One of the overlooked benefits to authors of taking the effort to curate and publish their own data is that it keeps the data accessible and organized for themselves in years hence. Authors move between institutions, offices get cleaned, servers dumped, software subscriptions lapse or lose compatibility, analyses for papers are produced by teams, and teams disband when the project/degree/funding ends. Sure, the authors are intimately familiar with their data when the paper is submitted, but 5, 10 and more years out?

For publishers, I’m waiting for one to hear of one who has the gumption to state and follow through with a policy that says ‘sure authors, you can say data are available upon request, but if we learn that when called upon, you were unable or unwilling to provide the data supporting your article, you should expect a retraction.’

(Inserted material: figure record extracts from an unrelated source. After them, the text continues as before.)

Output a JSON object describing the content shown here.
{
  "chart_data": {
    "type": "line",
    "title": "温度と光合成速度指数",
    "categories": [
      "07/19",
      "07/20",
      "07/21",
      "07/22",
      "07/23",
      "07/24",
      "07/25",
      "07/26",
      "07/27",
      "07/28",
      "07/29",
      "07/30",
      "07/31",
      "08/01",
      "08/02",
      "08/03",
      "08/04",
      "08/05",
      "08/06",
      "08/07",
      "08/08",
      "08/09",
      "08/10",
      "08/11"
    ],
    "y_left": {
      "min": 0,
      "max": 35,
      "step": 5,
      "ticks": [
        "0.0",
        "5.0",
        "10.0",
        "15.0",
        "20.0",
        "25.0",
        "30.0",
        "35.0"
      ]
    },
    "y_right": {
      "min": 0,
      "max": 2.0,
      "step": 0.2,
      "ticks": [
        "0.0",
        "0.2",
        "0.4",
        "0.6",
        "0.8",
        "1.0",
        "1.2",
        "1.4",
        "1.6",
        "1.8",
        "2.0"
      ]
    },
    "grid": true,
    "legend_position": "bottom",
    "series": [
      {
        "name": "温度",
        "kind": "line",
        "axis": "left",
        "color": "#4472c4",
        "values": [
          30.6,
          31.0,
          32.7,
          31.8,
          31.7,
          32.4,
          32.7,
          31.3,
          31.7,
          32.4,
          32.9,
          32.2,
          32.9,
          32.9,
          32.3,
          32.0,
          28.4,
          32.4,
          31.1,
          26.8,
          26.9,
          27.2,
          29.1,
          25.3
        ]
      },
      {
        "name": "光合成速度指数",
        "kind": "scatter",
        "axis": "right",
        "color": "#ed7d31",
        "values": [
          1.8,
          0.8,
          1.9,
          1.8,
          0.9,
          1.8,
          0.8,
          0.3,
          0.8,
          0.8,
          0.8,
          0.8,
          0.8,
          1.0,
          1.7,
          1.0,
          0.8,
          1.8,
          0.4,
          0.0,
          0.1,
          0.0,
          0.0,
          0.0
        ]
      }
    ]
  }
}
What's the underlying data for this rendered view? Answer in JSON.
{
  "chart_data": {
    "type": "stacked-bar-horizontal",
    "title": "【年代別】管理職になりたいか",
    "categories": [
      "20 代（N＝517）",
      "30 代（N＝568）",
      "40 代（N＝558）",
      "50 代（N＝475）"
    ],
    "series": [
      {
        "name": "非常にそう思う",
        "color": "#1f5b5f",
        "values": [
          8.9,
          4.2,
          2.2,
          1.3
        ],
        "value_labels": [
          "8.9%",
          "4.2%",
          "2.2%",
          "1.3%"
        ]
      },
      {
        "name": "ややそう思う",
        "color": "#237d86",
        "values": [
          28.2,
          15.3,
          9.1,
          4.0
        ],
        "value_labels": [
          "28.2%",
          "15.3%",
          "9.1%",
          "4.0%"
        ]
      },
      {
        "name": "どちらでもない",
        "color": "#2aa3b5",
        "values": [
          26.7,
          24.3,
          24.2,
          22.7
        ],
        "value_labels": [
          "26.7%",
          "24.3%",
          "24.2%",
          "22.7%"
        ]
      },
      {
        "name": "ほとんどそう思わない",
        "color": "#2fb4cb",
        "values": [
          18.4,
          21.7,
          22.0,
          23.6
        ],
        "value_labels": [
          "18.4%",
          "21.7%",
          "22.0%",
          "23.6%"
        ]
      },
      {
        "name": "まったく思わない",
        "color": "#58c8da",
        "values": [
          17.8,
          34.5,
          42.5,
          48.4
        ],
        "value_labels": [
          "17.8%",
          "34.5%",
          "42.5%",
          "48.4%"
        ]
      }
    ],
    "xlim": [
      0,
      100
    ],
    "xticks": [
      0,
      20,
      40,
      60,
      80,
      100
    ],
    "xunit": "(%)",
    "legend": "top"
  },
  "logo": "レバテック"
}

But data curation and publishing do take work. For example, even funder demands for metadata creation and review are daunting, require skill, and take a noticeable chunk of the labor budget to comply with.

One potential unintended consequence of enforcing a strong data policy is increased publication bias. With publishing becoming an increased lift with more steps and signoffs and a backlog of worthy data and results, authors may have to triage what they are going to take through the process and what to leave behind in the files. I’ve a few where an idea didn’t pan out once the data were in, and I really should write up a short communication on the negative results, but there’s only so much time and there are higher priority, “better” stories also waiting. Not admirable behavior and this is how publication bias develops, but something has to give.